I think it does, but all you can do is try. I doubt it does with 100% of dogs so do realize yours might be in the minority where they don't take to it.


----------



## King&Skylar (Jun 3, 2010)

we actually finished a pre agility class about a week ago, and Skylar loved it! she was afraid of the tunnel, but after a while she got used to it, still doesn't love it but tolerates it, haha- i think it's the sound it makes when she runs through. but she loves the teeters, wobble board etc. so we're going on to level 1 agility in March.


----------



## BowWowMeow (May 7, 2007)

I've done agility with several shy dogs and it was a huge confidence booster for them. Just make sure that the instructor understands and is supportive of letting her go at her own pace. 

When Basu started classes his entire focus for the first 6 weeks was leaving the room! When he went through Advanced class he was a pro and his entire focus was doing what we wanted so that he could get the treat!


----------



## MaggieRoseLee (Aug 17, 2001)

King&Skylar said:


> we actually finished a pre agility class about a week ago, and Skylar loved it! she was afraid of the tunnel, but after a while she got used to it, still doesn't love it but tolerates it, haha- i think it's the sound it makes when she runs through. but she loves the teeters, wobble board etc. so we're going on to level 1 agility in March.

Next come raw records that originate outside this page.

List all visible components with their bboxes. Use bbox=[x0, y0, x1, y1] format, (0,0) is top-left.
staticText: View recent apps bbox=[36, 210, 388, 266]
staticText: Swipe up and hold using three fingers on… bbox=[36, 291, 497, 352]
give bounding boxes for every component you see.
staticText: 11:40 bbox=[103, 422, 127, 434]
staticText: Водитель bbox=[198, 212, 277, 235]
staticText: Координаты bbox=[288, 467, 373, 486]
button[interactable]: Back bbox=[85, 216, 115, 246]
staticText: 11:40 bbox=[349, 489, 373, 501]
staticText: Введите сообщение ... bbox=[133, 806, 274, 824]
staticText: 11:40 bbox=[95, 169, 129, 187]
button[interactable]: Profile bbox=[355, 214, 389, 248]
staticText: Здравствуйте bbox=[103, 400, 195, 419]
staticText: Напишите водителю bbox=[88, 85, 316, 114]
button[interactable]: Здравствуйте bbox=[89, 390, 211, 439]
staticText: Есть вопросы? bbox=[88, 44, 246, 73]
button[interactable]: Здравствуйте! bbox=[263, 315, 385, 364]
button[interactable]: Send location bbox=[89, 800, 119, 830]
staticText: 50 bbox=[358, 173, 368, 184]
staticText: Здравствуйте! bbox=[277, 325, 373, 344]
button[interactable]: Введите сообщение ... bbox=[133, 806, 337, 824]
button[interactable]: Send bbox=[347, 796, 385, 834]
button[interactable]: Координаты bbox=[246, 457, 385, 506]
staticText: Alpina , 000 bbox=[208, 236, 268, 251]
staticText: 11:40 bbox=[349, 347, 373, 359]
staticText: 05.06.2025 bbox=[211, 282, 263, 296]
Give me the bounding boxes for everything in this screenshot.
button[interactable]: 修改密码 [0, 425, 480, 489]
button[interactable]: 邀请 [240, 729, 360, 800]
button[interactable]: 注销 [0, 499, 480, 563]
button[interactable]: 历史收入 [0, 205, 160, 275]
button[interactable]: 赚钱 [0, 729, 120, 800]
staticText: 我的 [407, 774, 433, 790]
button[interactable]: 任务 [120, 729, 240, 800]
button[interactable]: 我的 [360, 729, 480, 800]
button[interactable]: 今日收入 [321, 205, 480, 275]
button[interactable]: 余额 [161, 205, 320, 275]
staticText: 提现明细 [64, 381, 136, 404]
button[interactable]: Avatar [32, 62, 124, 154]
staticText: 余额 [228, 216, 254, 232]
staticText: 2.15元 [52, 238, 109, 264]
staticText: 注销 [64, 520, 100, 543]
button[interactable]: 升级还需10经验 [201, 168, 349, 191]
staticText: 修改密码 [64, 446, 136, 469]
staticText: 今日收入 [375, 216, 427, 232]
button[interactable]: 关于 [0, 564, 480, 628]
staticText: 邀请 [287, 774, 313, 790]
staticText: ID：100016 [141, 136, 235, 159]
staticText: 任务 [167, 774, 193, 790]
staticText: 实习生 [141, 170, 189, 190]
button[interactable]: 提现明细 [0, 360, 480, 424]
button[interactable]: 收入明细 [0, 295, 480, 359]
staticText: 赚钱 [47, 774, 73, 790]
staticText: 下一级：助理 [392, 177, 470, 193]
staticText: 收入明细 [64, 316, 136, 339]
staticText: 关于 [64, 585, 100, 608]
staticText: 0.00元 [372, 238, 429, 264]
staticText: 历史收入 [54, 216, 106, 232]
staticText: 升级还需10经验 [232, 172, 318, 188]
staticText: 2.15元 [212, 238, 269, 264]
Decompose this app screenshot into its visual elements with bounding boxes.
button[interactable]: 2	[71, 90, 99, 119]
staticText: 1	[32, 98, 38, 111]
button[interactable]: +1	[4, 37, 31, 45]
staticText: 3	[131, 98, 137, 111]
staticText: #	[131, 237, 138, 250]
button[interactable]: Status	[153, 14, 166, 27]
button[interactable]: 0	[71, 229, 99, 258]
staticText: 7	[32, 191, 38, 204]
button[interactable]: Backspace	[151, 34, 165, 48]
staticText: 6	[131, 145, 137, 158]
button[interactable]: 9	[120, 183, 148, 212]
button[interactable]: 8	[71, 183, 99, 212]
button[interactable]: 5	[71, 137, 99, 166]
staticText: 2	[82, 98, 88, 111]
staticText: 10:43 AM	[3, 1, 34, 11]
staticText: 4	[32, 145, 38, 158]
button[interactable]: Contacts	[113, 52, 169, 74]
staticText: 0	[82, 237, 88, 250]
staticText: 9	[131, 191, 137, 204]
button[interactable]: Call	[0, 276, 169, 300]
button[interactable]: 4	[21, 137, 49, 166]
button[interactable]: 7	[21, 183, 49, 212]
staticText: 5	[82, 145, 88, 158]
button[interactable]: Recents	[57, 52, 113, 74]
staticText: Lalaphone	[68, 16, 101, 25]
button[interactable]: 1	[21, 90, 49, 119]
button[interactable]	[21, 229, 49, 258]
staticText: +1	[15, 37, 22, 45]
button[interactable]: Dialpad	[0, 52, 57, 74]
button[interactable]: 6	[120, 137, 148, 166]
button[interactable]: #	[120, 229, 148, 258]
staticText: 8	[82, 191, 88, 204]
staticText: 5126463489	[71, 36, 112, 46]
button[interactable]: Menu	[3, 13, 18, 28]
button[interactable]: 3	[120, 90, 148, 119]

Glad to hear it went so well! 

Is he toy driven at all? Cause a great way to get them to love love love the tunnel is by adding the toy as they exit. Balls rolling out and away as they exit are ideal. But if they only like treats a larger piece (that they can see) rolled out and away as they exit is also very motivating and drive building...


----------



## King&Skylar (Jun 3, 2010)

MaggieRoseLee said:


> Glad to hear it went so well!
> 
> Is he toy driven at all? Cause a great way to get them to love love love the tunnel is by adding the toy as they exit. Balls rolling out and away as they exit are ideal. But if they only like treats a larger piece (that they can see) rolled out and away as they exit is also very motivating and drive building...


 
wow, what a great idea, thanks! she is VERY ball driven, i never would have thought of that! I actually bought a tunnel for her to practice at home, so we'll try that!


----------



## Deuce (Oct 14, 2010)

Good thread idea. I've been thinking about getting into it with Deuce but he's shy, too. He's OK with other dogs but is just like the OP's dog, he doesn't want strangers to reach out to touch/pet him.


----------